Embryology and Histology of the Uterus



Embryology and Histology of the Uterus


Michael S. Baggish

Leslie B. Arey



Embryology


The Bisexual Primordia

The human embryo of 8 weeks is provided with two pairs of potential genital ducts. The male pair originates as the mesonephric ducts of the provisional midkidneys; however, because at this stage gonadal sex is becoming established, these ducts soon regress, leaving remnants near the ovaries and the so-called Gartner ducts in regions between the ovaries and hymen. The female ducts, by contrast, are created specifically for genital purposes.

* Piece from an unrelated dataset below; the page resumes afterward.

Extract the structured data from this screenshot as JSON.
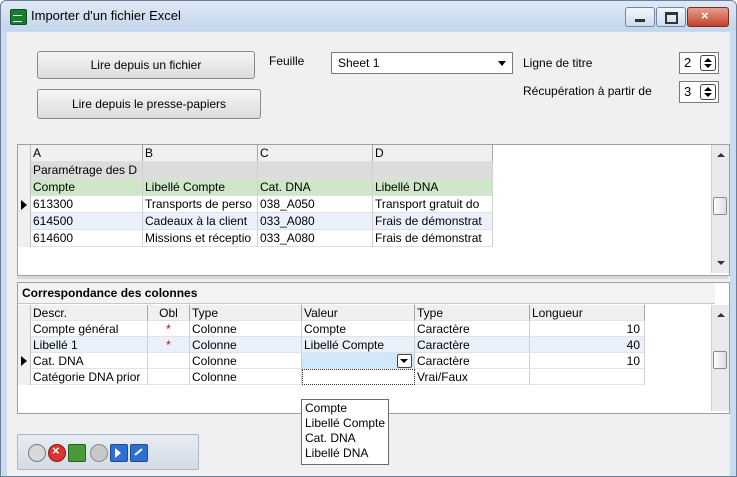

The first indication of each female duct is a groove on the lateral surface of each mesonephros that appears in embryos of nearly 6 weeks’ development (Fig. 1.1). This groove indents the superficial epithelium, and its lips promptly close, thereby creating a detached tube that advances caudally within the mesonephric ridge. This female duct was originally named the müllerian duct but is now known officially as the paramesonephric duct (Fig. 1.2). Near the cloaca of the embryo the two ridges bearing the ducts swing toward the midplane and fuse into a cylindrical mass called the genital cord (Fig. 1.3). At this time (7 weeks), the two internal tubes are still separate but have nearly reached the cloaca.


Uterine Morphogenesis

In embryos of 10 weeks, the general plan of the female duct system is evident (Fig. 1.4). The cranial segments of both ducts persist as uterine tubes. Slanting middle segments of both ducts will soon merge and give rise to the fundus of the uterus. The caudal segments of the ducts, already fused, become the corpus cervix and much of the vagina. The caudal end of the now single tube presses against the urogenital subdivision of the cloaca, the joint membrane then representing the future hymen. The early uterus lacks a fundus as such, and hence is bicornuate (Figs. 1.4 and 1.5A). After a time the cranial walls of the slanting segments bulge in a

cranial direction, so that their original angular junction (Fig. 1.5A) becomes flat (Fig. 1.5B) and finally a dome (Figs. 1.5C and 1.6).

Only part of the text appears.